Frontier AI Model Guidance

The Frontier AI Model Guidance urges regulated entities to prepare for the broader release of frontier artificial intelligence models that amplify the potency, scale, and speed of identifying vulnerabilities and exploits in information systems (“Frontier AI Models”). While these models are “not yet broadly available,” the Department anticipates they “may become more available soon.” The Frontier AI Model Guidance does not identify specific Frontier AI Models.

The Department urges regulated entities to review and update their cybersecurity programs and risk assessments to account for risks specific to Frontier AI Models. The Frontier AI Model Guidance focuses on four key areas of preparation and cross-references sections from the Heightened Cyber Threat Guidance throughout.

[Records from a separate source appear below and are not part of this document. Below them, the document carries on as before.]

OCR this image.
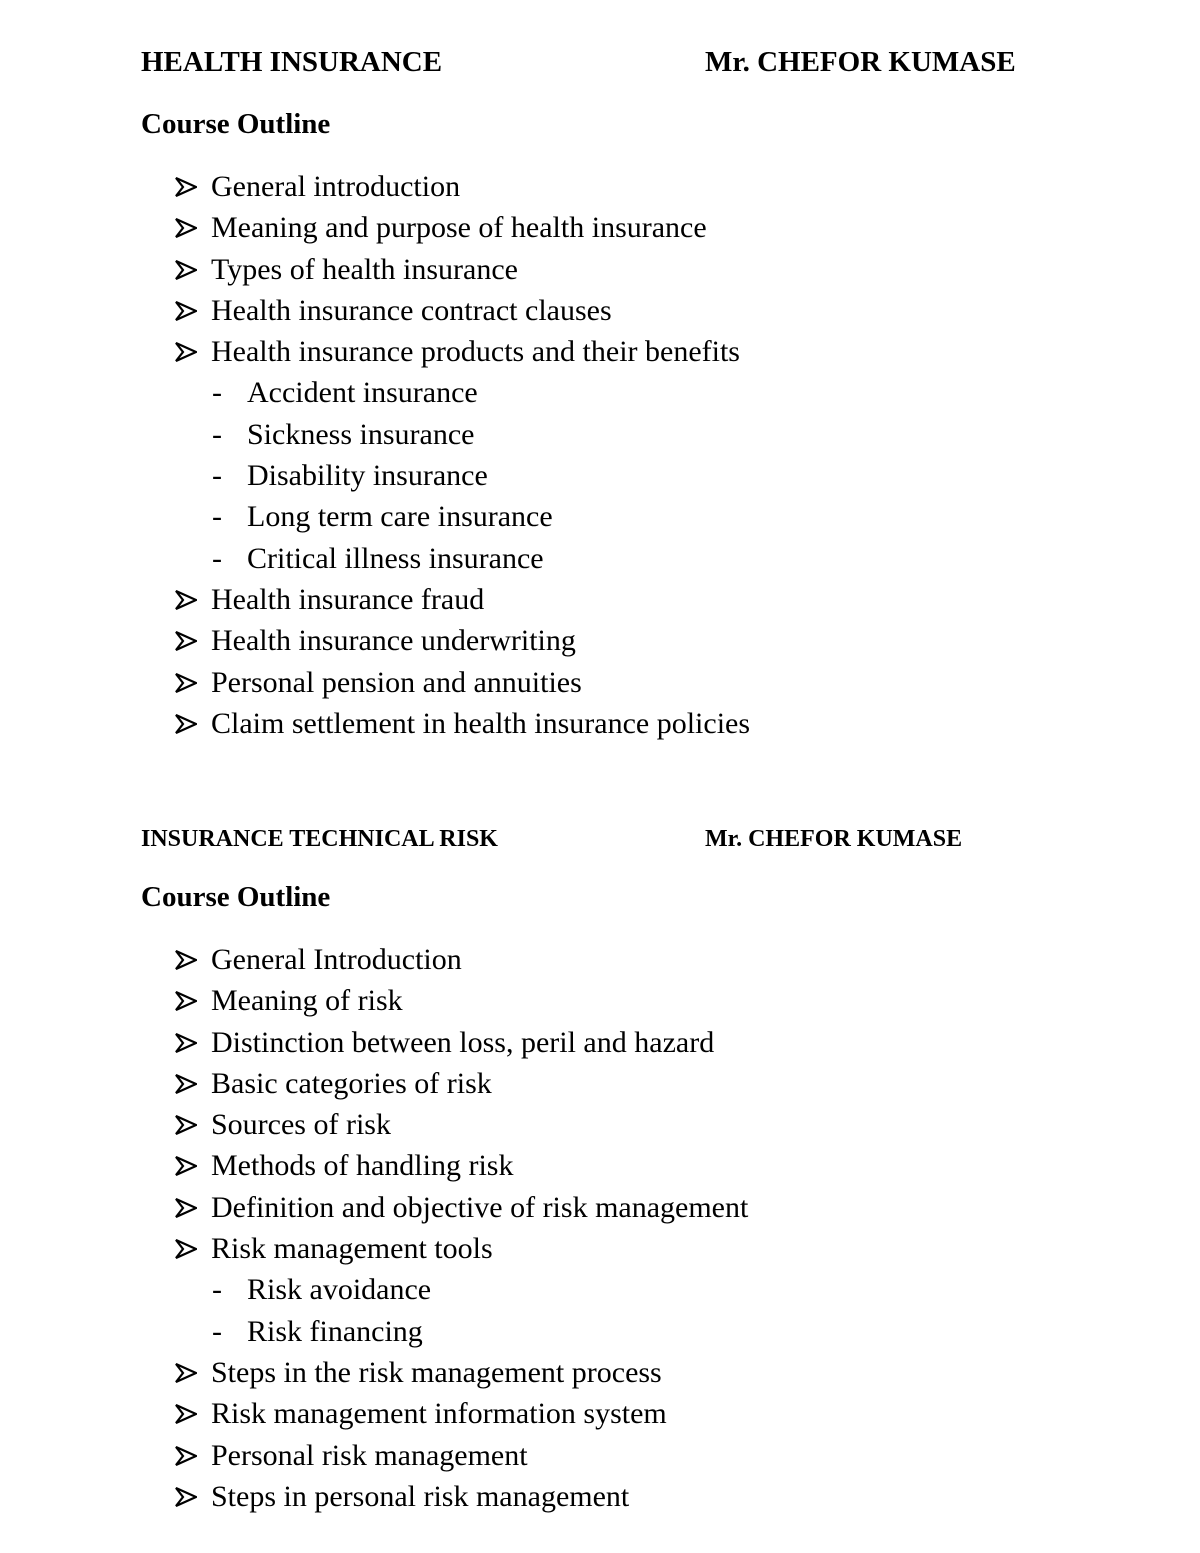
HEALTH INSURANCE	Mr. CHEFOR KUMASE
Course Outline
General introduction
Meaning and purpose of health insurance
Types of health insurance
Health insurance contract clauses
Health insurance products and their benefits
- Accident insurance
- Sickness insurance
- Disability insurance
- Long term care insurance
- Critical illness insurance
Health insurance fraud
Health insurance underwriting
Personal pension and annuities
Claim settlement in health insurance policies
INSURANCE TECHNICAL RISK	Mr. CHEFOR KUMASE
Course Outline
General Introduction
Meaning of risk
Distinction between loss, peril and hazard
Basic categories of risk
Sources of risk
Methods of handling risk
Definition and objective of risk management
Risk management tools
- Risk avoidance
- Risk financing
Steps in the risk management process
Risk management information system
Personal risk management
Steps in personal risk management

  1. Vulnerability Management: In addition to identifying and remediating vulnerabilities as provided in Section 1 of the Heightened Cyber Threat Guidance, regulated entities should reassess their procedures for evaluating the criticality of vulnerabilities and should review vulnerability management timelines to determine whether accelerated detection and remediation processes are necessary based on updated Risk Assessments.
  2. Third Party Management: Regulated entities should develop and maintain dependency maps, and coordinate with critical third-party service providers and material downstream providers to address significant vulnerabilities and operational risks. The Department recommends applying certain steps in Section 2 of the Heightened Cyber Threat Guidance, including  assessing critical third-party dependencies, identifying vulnerabilities and plans for remediation, and detecting suspicious behavior.
  3. Secure Programming Practices: Citing Section 1 of the Heightened Cyber Threat Guidance, the Department recommends that organizations restrict and validate inputs prior to running scripts or processes and confirm that secure programming practices are used, which may include additional testing and validation procedures—including human oversight—for AI-generated code prior to deployment in production environments. Regulated entities using AI to identify and remediate vulnerabilities should also employ secure programming practices to prevent unknown changes in code or configurations, or the inadvertent destruction or material degradation of necessary code.
  4. Heightened Monitoring and Prompt Reporting: Citing Section 2 of the Heightened Cyber Threat Guidance, regulated entities should consider evaluating whether existing logging and security event alerting capabilities are sufficient to address heightened threats. The Department also recommends reviewing and testing threat-relevant operational resilience procedures, as described in Section 3 of the Heightened Cyber Threat Guidance.



1
N.Y. Comp. Codes R. & Regs. tit. 23, § 500.1(i). Capitalized terms used herein are defined in Part 500.